Kızın gidişini sessizce izleyen Young-ju, gözlerini Kang Yu’ya çevirdi.

— Peki, yemli balık kim?

– O. — Kang Yu, Yeong Hoon’u kendine çekti ve yere fırlattı.

Young-ju’nun gözleri parladı.

— Beklendiği gibi, Mir Loncası.

— Onlar olmasını mı bekliyordunuz?

– Sadece onlar olup olmadığını merak ediyordum. Büyük loncalardan hangisinin böyle çılgınca bir eyleme karışmış olabileceğini düşünürsek, bu sadece onların loncası olabilirdi.

Varsayımına kişisel hisler karışmış gibi görünüyordu.

“Kötü bir ilişkileri var gibi görünüyor.”

Kang Seon Soo’nun söylediklerini hatırladı. Parçalar artık birleşiyordu.

– Onu sorgulayıp ihtiyacımız olan tüm bilgileri alalım mı?

— Hayır. O sadece bir piyon. Bizim için önemli olan bilgileri bilmiyor.

– Daha sonra…

— Kim Jae Hyun’u aradım. 20 dakika içinde burada olacak.
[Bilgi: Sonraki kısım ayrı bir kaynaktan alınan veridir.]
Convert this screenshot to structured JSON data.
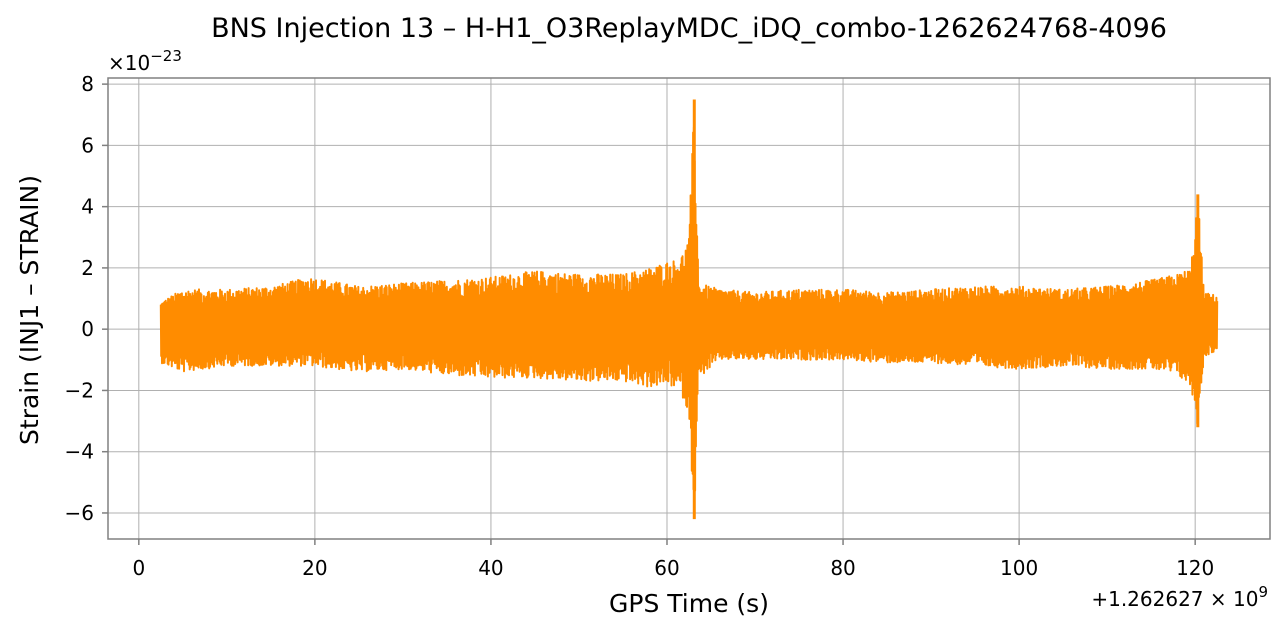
{
  "chart_data": {
    "type": "line",
    "title": "BNS Injection 13 – H-H1_O3ReplayMDC_iDQ_combo-1262624768-4096",
    "xlabel": "GPS Time (s)",
    "ylabel": "Strain (INJ1 – STRAIN)",
    "x_offset_label": "+1.262627 × 10",
    "x_offset_exp": "9",
    "y_multiplier_label": "×10",
    "y_multiplier_exp": "−23",
    "xlim": [
      -3.5,
      128.5
    ],
    "ylim": [
      -6.85,
      8.2
    ],
    "xticks": [
      0,
      20,
      40,
      60,
      80,
      100,
      120
    ],
    "xtick_labels": [
      "0",
      "20",
      "40",
      "60",
      "80",
      "100",
      "120"
    ],
    "yticks": [
      -6,
      -4,
      -2,
      0,
      2,
      4,
      6,
      8
    ],
    "ytick_labels": [
      "−6",
      "−4",
      "−2",
      "0",
      "2",
      "4",
      "6",
      "8"
    ],
    "grid": true,
    "series": [
      {
        "color": "#ff8c00",
        "x_start": 2.5,
        "x_end": 122.5,
        "envelope": [
          {
            "x": 2.5,
            "max": 0.9,
            "min": -1.1
          },
          {
            "x": 5,
            "max": 1.3,
            "min": -1.4
          },
          {
            "x": 10,
            "max": 1.3,
            "min": -1.2
          },
          {
            "x": 15,
            "max": 1.4,
            "min": -1.2
          },
          {
            "x": 19.5,
            "max": 1.7,
            "min": -1.2
          },
          {
            "x": 25,
            "max": 1.4,
            "min": -1.4
          },
          {
            "x": 30,
            "max": 1.5,
            "min": -1.3
          },
          {
            "x": 35,
            "max": 1.6,
            "min": -1.5
          },
          {
            "x": 40,
            "max": 1.7,
            "min": -1.6
          },
          {
            "x": 45,
            "max": 1.9,
            "min": -1.6
          },
          {
            "x": 50,
            "max": 1.8,
            "min": -1.7
          },
          {
            "x": 55,
            "max": 1.8,
            "min": -1.7
          },
          {
            "x": 58,
            "max": 2.0,
            "min": -1.9
          },
          {
            "x": 60,
            "max": 2.2,
            "min": -1.8
          },
          {
            "x": 61.5,
            "max": 2.3,
            "min": -2.0
          },
          {
            "x": 62.5,
            "max": 3.0,
            "min": -2.8
          },
          {
            "x": 63.1,
            "max": 7.5,
            "min": -6.2
          },
          {
            "x": 63.6,
            "max": 1.5,
            "min": -1.6
          },
          {
            "x": 66,
            "max": 1.3,
            "min": -1.0
          },
          {
            "x": 70,
            "max": 1.2,
            "min": -1.0
          },
          {
            "x": 75,
            "max": 1.3,
            "min": -1.0
          },
          {
            "x": 80,
            "max": 1.3,
            "min": -1.0
          },
          {
            "x": 85,
            "max": 1.2,
            "min": -1.1
          },
          {
            "x": 90,
            "max": 1.3,
            "min": -1.1
          },
          {
            "x": 95,
            "max": 1.4,
            "min": -1.2
          },
          {
            "x": 100,
            "max": 1.4,
            "min": -1.3
          },
          {
            "x": 105,
            "max": 1.3,
            "min": -1.2
          },
          {
            "x": 110,
            "max": 1.4,
            "min": -1.3
          },
          {
            "x": 115,
            "max": 1.6,
            "min": -1.3
          },
          {
            "x": 118,
            "max": 1.8,
            "min": -1.5
          },
          {
            "x": 119.5,
            "max": 2.0,
            "min": -1.9
          },
          {
            "x": 120.3,
            "max": 4.4,
            "min": -3.2
          },
          {
            "x": 121,
            "max": 1.2,
            "min": -0.9
          },
          {
            "x": 122.5,
            "max": 1.1,
            "min": -0.7
          }
        ]
      }
    ]
  }
}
Kang Yu için bir şey ifade etmiyordu ama Young-ju kaşlarını çattı.

– Bir dakika bekle! Ne demek, ‘Kim Jae Hyun’u aradım?!’ – Yerde yatan adama şok olmuş bir şekilde baktı.

Aklına tek bir düşünce yerleşti.

— Siz… onu rehin mi aldınız?

— Oğlunu çok sevdiğini bir yerden duydum.

— Bunun çılgınca olduğunun farkında mısın… — Young-ju’nun konuştuğu kişiye bakma cesareti kırıldı.

Ona yüzlerce kez taviz verdi ve hatta Kang Yu’nun Yeong Hoon’u rehin tuttuğunu kabul etmeye bile hazır ama babasını buraya çağırmak…

— Kim Jae Hyun peşini bırakmayacak.

— Bana da aynı şeyi söyledi, — dedi Kang Yu sakince.

— Ah… Demek bu yüzden takviye getirmemi söyledin.

Young-ju derin bir nefes aldı.

Başka bir loncayla bir savaşın aniden böyle patlak vereceği hakkında hiçbir fikri yoktu.

“Eh, er ya da geç bu gün gelecekti…”

Ne de olsa Mir’in Şeytan’ın Öğretmenleri ile bağlantılı olduğunu öğrenirlerse bu gerçeği öylece görmezden gelemezlerdi.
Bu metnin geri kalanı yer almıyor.